The surrogate mother had of course agreed to this but the problem for the court was that under Section 54 of the Human Fertilisation and Embryology Act an application for a parental order must be made by two people. Last year the father sought to persuade Munby P that section 54 could be “read down” in accordance with section 3(1) of the Human Rights Act 1998 so as to enable a parental order to be made on the application of one person (Re Z (no.1) [2015] EWFC 73[2015] 1 WLR 4993). Applying the principles expounded by the House of Lords in Ghaidan v Godin-Mendoza [2004] UKHL 30, [2004] 2 AC 557, Sir James held (at paras 36-39) that section 54 could not legitimately be “read down” in this way.

From the legal limbo in which Z’s father found himself, he relied upon the Convention in this hearing to apply for a declaration of incompatibility in respect of the offending provision. The essence of the father’s argument was that the requirement in section 54(1) of the 2008 Act that an application for a parental order can be made only by two people was a discriminatory interference with a single person’s rights to private and family life, which is therefore inconsistent with articles 8 and 14 of the Convention. He relied upon a number of authorities in support of his case based on Article 8 including the important decisions of the Strasbourg court on 26 June 2014 in the two linked cases of Mennesson v France (Application no. 65192/11) and Labassee v France (Application no. 65941/11). Central to his argument in relation to article 14 was the decision of the House of Lords in In re G (Adoption: Unmarried Couple) [2008] UKHL 38[2009] AC 173.

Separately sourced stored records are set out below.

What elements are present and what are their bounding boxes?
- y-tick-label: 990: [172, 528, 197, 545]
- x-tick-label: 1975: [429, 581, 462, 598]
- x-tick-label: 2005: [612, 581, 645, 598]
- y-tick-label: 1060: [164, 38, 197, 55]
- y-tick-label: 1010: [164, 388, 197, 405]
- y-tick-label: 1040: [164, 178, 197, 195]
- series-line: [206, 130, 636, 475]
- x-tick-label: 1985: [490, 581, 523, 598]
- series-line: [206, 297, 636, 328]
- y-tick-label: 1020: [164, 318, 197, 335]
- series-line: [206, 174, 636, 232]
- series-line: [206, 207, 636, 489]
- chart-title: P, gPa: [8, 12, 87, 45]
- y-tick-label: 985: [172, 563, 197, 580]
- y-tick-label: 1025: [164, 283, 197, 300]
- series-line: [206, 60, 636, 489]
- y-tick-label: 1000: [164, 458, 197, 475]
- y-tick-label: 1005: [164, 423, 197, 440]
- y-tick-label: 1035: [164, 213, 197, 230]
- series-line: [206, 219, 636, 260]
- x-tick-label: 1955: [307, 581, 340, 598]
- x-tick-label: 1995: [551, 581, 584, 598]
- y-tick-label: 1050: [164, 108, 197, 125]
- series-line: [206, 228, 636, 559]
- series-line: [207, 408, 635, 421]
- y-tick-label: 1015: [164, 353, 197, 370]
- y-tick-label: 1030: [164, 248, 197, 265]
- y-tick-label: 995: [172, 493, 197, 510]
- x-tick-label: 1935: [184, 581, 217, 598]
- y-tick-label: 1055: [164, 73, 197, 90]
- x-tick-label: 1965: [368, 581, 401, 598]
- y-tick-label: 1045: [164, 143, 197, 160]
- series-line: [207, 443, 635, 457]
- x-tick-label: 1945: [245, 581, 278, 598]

The Secretary of State for Health conceded that Section 54 was incompatible with Article 14 taken in conjunction with Article 8 of the Convention.  The Secretary of State pointed out in his statement that there was no Convention right, whether in Article 8 or elsewhere, to undertake a surrogacy arrangement, furthermore that Article 8 did not entitle a person to any particular method of obtaining legal recognition of the parent-child relationship following that arrangement. However, the difference in treatment imposed by Section 54, on the sole ground of the status of the commissioning parent as a single person versus being part of a couple, could no longer be justified within the meaning of Article 14. As Sir James emphasised,

The Secretary of State does not accept that there is any incompatibility with article 8 taken alone. The concession is that the relevant provisions are incompatible with article 14, taken in conjunction with article 8. As it was put in the letter, “This is in reality, a discrimination case. That is the basis of the concession.

The judge was therefore satisfied that an order for a declaration of incompatibility should be made. However he did not accept the applicant’s argument that the court should go further and elaborate on ways in which the discriminatory effect of the present litigation could be cured. Secondly, he agreed with the Secretary of State’s observation that this is an area of social policy in relation to a matter – surrogacy – which is controversial.  It is constitutionally a matter for the legislature to determine its response.